Paying for exempt party activities

State, district and local party committees may allocate from their federal and nonfederal accounts expenses for exempt party activities that are conducted in conjunction with nonfederal activity and are not federal election activity from their federal and nonfederal accounts. Note: Any of these activities that qualify as federal election activity must be paid for under unique rules. See that section for more information.

Allocation Ratio (H1)

A state or local party committee uses Schedule H1 to state its fixed percentage allocation ratio at the beginning of each calendar year.

Calculation:

Under this allocation ratio, the minimum percentage of federal funds depends upon which federal offices appear on the ballot during the relevant even-numbered election year (and in the preceding year):

  • If both a presidential candidate and a Senate candidate appear on the ballot, then at least 36 percent of the expenses must be allocated to the federal account;
  • If a presidential candidate, but not a Senate candidate, appears on the ballot, then at least 28 percent of the expenses must be allocated to the federal account;
  • If a Senate candidate, but not a presidential candidate, appears on the ballot, then at least 21 percent of the expenses must be allocated to the federal account; and
  • If neither a presidential candidate nor a Senate candidate appears on the ballot, then at least 15 percent of the expenses must be allocated to the federal account.

Nonfederal transfers (H3)

Each reporting period, the committee discloses transfers from the nonfederal account to the federal (or allocation) account to pay the allocated nonfederal portion of administrative, voter drive and exempt activity costs. As previously noted, transfers must be made within a 70-day window (no more than 10 days before or 60 days after an allocated payment is made).

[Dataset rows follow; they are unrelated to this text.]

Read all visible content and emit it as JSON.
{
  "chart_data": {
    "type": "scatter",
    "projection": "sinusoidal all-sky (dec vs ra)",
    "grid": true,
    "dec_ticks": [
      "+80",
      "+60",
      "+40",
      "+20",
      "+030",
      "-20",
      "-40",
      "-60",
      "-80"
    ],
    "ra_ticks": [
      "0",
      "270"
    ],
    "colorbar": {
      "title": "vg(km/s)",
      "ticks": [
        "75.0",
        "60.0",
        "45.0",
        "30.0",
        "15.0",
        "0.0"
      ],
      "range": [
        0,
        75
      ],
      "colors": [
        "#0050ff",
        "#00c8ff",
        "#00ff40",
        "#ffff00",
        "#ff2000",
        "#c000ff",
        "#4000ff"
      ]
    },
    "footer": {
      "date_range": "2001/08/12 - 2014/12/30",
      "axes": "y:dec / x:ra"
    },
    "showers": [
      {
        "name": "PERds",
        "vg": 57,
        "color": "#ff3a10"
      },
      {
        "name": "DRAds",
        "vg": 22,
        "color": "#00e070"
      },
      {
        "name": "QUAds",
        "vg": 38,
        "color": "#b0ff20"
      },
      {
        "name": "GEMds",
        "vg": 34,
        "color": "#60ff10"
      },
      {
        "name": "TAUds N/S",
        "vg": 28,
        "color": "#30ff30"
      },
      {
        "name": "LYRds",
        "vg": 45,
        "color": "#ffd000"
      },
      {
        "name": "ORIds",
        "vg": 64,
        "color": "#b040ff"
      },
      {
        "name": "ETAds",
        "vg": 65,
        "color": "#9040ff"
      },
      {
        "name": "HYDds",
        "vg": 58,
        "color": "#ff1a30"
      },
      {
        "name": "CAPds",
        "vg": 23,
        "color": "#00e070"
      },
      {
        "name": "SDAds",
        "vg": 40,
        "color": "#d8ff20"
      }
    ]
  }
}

The total amount of transfers itemized on Schedule H3 is entered on Line 18(a) of the Detailed Summary Page.

Payments (H4)

Each reporting period, the committee uses Schedule H4 to itemize all payments for administrative, voter drive and exempt activity costs, showing the allocated federal and nonfederal shares.

The federal and nonfederal payment totals that appear on Schedule H4 are entered on Lines 21a(i) and (ii) of the Form 3X Detailed Summary Page.